Encourager l’éducation des jeunes filles

Encourager l’éducation des jeunes filles
Promouvoir une éducation de qualité pour les filles afghanes afin de leur ouvrir un plus large champ des possibles, pour leur futur professionnel mais également pour leur futur en tant que femme et actrice à part entière de la société.
Des barrières à franchir

L’accès à l’éducation s’est amélioré, passant de un million d’élèves (presque tous des garçons) en 2001 à 8 millions en 2015 avec 39% de filles. Malgré ces améliorations de nombreux facteurs entravent encore la scolarisation, en particulier celle des jeunes filles : le manque d’infrastructures, l’éloignement des écoles en zones rurales, l’insécurité sur le chemin de l’école, la persistance des mariages précoces. Le manque  d’enseignants et surtout d’enseignantes (seules 30% des enseignants sont des femmes) est également un frein important tout comme leur manque de qualification (seulement 24 % des enseignants répondent aux qualifications minimales). Ainsi en 2017, 1/3 des enfants afghans sont encore laissés pour compte dont 75% de filles.

Notre réponse : soutenir 6 écoles publiques et plus de 10 000 élèves

 1. Améliorer la qualité des établissements scolaires

– Réparation, dotation en fournitures et matériel scolaire, équipements sanitaires

– Comprenant l’importance de la lecture dans le processus pédagogique, nous avons ouvert et gérons toujours 3 bibliothèques dans les écoles de Malalai (Panjshir), Khoja Lakan et Naswan Paghman (Paghman).

– En 2016 nous avons permis à nos 2 écoles du Panjshir (Malalai et Keraman) d’être électrifiées à l’énergie solaire.

 2. Préparer les étudiantes à l’examen universitaire (le kankor)

Depuis 2011, nous avons mis en œuvre un projet de préparation aux examens destiné aux étudiantes des régions rurales (Board Exam Préparation). Afin de préparer au mieux l’examen, nous avons choisi de mettre l’accent sur les matières scientifiques (mathématiques, physique, chimie, biologie) qui ont le plus fort coefficient à l’examen. En leur donnant des cours supplémentaires de ces matières, nous augmentons les chances de succès des étudiantes. Nous leur permettons d’approfondir leurs connaissances et de prendre conscience de leurs capacités.

En 2016, ce sont plus de 300 élèves, qui ont bénéficié de cette préparation avec un taux de réussite au Kankor de 70% contre 35% en moyenne nationale. L’obtention de ce concours leur augure une réussite universitaire et professionnelle.

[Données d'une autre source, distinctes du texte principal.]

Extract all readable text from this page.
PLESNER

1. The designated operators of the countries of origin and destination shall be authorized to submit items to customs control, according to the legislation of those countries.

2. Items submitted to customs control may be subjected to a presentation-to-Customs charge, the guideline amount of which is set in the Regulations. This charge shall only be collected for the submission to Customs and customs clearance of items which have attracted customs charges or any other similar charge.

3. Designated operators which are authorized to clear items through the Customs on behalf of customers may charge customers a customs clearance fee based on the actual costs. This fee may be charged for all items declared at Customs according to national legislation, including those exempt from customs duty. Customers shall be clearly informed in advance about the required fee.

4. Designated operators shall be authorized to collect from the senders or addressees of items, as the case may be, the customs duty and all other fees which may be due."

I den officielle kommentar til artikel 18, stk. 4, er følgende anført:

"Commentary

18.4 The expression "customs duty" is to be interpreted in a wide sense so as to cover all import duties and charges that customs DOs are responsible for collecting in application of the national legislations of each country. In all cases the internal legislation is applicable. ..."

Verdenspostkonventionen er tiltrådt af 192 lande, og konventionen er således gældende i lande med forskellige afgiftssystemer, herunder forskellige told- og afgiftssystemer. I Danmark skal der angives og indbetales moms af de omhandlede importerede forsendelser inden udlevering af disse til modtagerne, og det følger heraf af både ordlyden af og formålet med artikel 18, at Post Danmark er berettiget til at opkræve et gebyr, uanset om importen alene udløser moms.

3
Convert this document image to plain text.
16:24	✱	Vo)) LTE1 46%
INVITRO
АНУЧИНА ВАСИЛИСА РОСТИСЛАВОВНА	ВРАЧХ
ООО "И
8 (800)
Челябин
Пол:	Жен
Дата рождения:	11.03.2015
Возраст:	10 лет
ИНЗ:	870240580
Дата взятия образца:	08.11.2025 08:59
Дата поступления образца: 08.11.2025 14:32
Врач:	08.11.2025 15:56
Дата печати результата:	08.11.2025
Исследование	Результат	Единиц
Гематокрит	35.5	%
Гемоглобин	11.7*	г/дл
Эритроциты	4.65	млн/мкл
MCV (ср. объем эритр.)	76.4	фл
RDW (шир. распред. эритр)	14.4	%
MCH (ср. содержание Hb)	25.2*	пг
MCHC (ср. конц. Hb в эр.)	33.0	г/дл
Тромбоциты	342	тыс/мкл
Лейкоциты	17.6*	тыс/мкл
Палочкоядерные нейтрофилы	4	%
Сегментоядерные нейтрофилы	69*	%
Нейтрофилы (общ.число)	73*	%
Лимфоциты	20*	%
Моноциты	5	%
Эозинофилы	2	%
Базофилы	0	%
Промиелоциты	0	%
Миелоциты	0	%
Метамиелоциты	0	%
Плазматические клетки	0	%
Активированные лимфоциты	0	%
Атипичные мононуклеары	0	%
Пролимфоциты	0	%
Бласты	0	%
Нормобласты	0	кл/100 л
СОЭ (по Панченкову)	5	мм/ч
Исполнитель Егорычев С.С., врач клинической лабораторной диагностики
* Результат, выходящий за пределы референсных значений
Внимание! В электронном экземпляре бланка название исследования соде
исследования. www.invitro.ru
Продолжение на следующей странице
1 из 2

 3. Renforcer les capacités des enseignantes

Depuis 2011, Afghanistan Libre organise également chaque année des formations de plusieurs semaines pour renforcer les connaissances des enseignantes dans les matières scientifiques, dans lesquelles elles ont souvent des lacunes. Pour cela nous faisons appel à des professeurs de Kaboul ayant un niveau supérieur à celui du personnel des écoles rurales. En 2016, Afghanistan Libre a formé 200 enseignantes.

Cependant les lacunes des enseignantes ne peuvent être comblées par une formation de quelques semaines par an mais nécessite une formation continue. Or l’insécurité sur les routes, la disponibilité limitée des professeurs de Kaboul, la disponibilité des enseignantes elles-mêmes, sont autant d’obstacles à la mise en œuvre d’un plan de formation continue.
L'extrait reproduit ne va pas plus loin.